Of course I do; I am absolutely and totally at one with the hon. Gentleman. I have done everything possible to set ambitious but achievable targets for recycling. I shall not make a political point—perhaps I will—by saying that we inherited a recycling figure of 6 per cent. The figure is now 13 per cent.—[Interruption.] The hon.
Gentleman is too sensitive. We aim to get to 17 per cent. nationally in 2003–04, and to 25 per cent. by 2005–06—those are really stretching targets, and we have provided the money to strive for them. They are powerful drivers.
I do not want to get involved in a debate on incineration, but one of the guidelines that I laid down in September 2000 was that there should be no approval for proposals for incineration plants that pre-empted or discouraged the maximum performance of recycling. There may be cases in which incineration could be the best practical environmental option, and we shall come to that later. However, I am determined to drive the optimal, if not maximum, increase in recovery, reuse, recycling and composting, in addition to waste minimisation. That is the heart of the strategy.
We discussed in another context provisions similar to the other two subsections. I agree that it is important to give as many householders as possible the opportunity to participate in recycling. That secures good participation rates, especially for those who do not have access to a car or who are elderly or disabled. It also secures a clean and regular source of recyclate for the market. However, we want to look at these issues in the round.
In some areas, collection will not be appropriate to the housing type, and dense ''bring'' sites would be better. Which recyclate should be collected—dry or compostable—depends on what market can be secured for the product. I hope that that is agreed. We are requiring output, in terms of reduction in landfill, and in recycling and composting targets, rather than process, in terms of collection. We agree that that will mean a substantial roll-out of doorstep collection, but that is not an aim in itself. We shall return to that subject in a private Member's Bill. The hon. Member for Lewes should allow the Government the opportunity to pursue what I said on Second Reading rather than threatening me with the possible consequences.

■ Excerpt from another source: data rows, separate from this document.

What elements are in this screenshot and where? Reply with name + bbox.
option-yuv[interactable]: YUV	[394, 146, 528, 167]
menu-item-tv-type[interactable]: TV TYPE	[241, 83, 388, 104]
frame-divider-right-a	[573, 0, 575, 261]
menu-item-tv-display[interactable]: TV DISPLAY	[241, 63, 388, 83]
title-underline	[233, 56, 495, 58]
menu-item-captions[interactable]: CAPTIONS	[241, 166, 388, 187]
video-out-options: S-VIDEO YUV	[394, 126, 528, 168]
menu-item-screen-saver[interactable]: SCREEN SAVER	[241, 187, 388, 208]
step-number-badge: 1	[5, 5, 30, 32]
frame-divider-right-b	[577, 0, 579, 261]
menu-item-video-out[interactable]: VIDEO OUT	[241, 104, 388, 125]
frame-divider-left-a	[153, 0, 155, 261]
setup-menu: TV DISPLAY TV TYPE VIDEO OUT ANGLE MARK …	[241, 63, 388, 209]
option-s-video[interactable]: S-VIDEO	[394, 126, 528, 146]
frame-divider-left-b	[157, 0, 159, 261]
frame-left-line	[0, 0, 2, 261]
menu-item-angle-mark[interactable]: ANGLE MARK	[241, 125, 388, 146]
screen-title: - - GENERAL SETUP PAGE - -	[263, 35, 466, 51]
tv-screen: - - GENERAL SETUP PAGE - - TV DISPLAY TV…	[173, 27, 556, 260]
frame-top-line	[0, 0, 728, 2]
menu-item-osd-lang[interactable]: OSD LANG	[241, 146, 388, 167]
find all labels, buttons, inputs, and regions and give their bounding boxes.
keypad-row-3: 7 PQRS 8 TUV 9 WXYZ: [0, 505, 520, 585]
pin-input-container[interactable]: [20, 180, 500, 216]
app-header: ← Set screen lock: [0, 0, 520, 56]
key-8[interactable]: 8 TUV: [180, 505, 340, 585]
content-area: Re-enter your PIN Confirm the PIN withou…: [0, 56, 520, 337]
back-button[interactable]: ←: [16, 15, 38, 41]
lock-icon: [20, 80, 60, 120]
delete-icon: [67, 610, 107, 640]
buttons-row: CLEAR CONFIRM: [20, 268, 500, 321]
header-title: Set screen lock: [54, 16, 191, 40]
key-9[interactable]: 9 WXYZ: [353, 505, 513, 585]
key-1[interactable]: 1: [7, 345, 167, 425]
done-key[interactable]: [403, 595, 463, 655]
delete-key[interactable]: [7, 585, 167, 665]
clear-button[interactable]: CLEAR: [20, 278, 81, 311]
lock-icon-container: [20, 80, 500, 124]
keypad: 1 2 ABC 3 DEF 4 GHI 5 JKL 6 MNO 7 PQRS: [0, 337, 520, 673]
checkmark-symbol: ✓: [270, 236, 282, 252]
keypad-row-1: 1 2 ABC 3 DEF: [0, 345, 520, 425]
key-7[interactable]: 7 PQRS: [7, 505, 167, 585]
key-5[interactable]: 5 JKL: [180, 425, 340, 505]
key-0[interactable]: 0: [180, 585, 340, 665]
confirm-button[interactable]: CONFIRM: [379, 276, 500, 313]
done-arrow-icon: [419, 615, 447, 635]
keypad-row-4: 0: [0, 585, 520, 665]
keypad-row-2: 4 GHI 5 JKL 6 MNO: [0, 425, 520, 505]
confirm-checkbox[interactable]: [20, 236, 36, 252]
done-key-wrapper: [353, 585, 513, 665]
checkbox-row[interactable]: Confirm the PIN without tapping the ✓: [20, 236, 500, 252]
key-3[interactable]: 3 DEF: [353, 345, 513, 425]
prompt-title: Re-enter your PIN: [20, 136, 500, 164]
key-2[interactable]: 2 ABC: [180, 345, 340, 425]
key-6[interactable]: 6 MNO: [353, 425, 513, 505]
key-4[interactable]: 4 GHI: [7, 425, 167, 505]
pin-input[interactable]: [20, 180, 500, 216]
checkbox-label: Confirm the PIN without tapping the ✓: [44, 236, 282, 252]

Amendment No. 58 would add ''waste minimisation'' and ''reuse of waste products'' to the list of measures to be included in a landfill strategy. The amendment is unnecessary because the national waste strategy is already required to set out policies to encourage the reduction or prevention of waste production. That is the key point; it is already there and we are committed to it. If we fail to deliver, we can be held to account because we have given a very public commitment. The landfill strategy then deals with how to divert waste from landfill once it has arisen.
I agree with what the hon. Member for Leominster seeks to achieve, but the outputs are already covered in ''Waste Strategy 2000''. The White Paper, like Banquo's ghost, hovers over us all even if it receives little mention. I hear what hon. Members have said. I say, not plaintively, but vigorously and robustly, that I hope that the amendment will be withdrawn on the basis of the reassurances that I have given.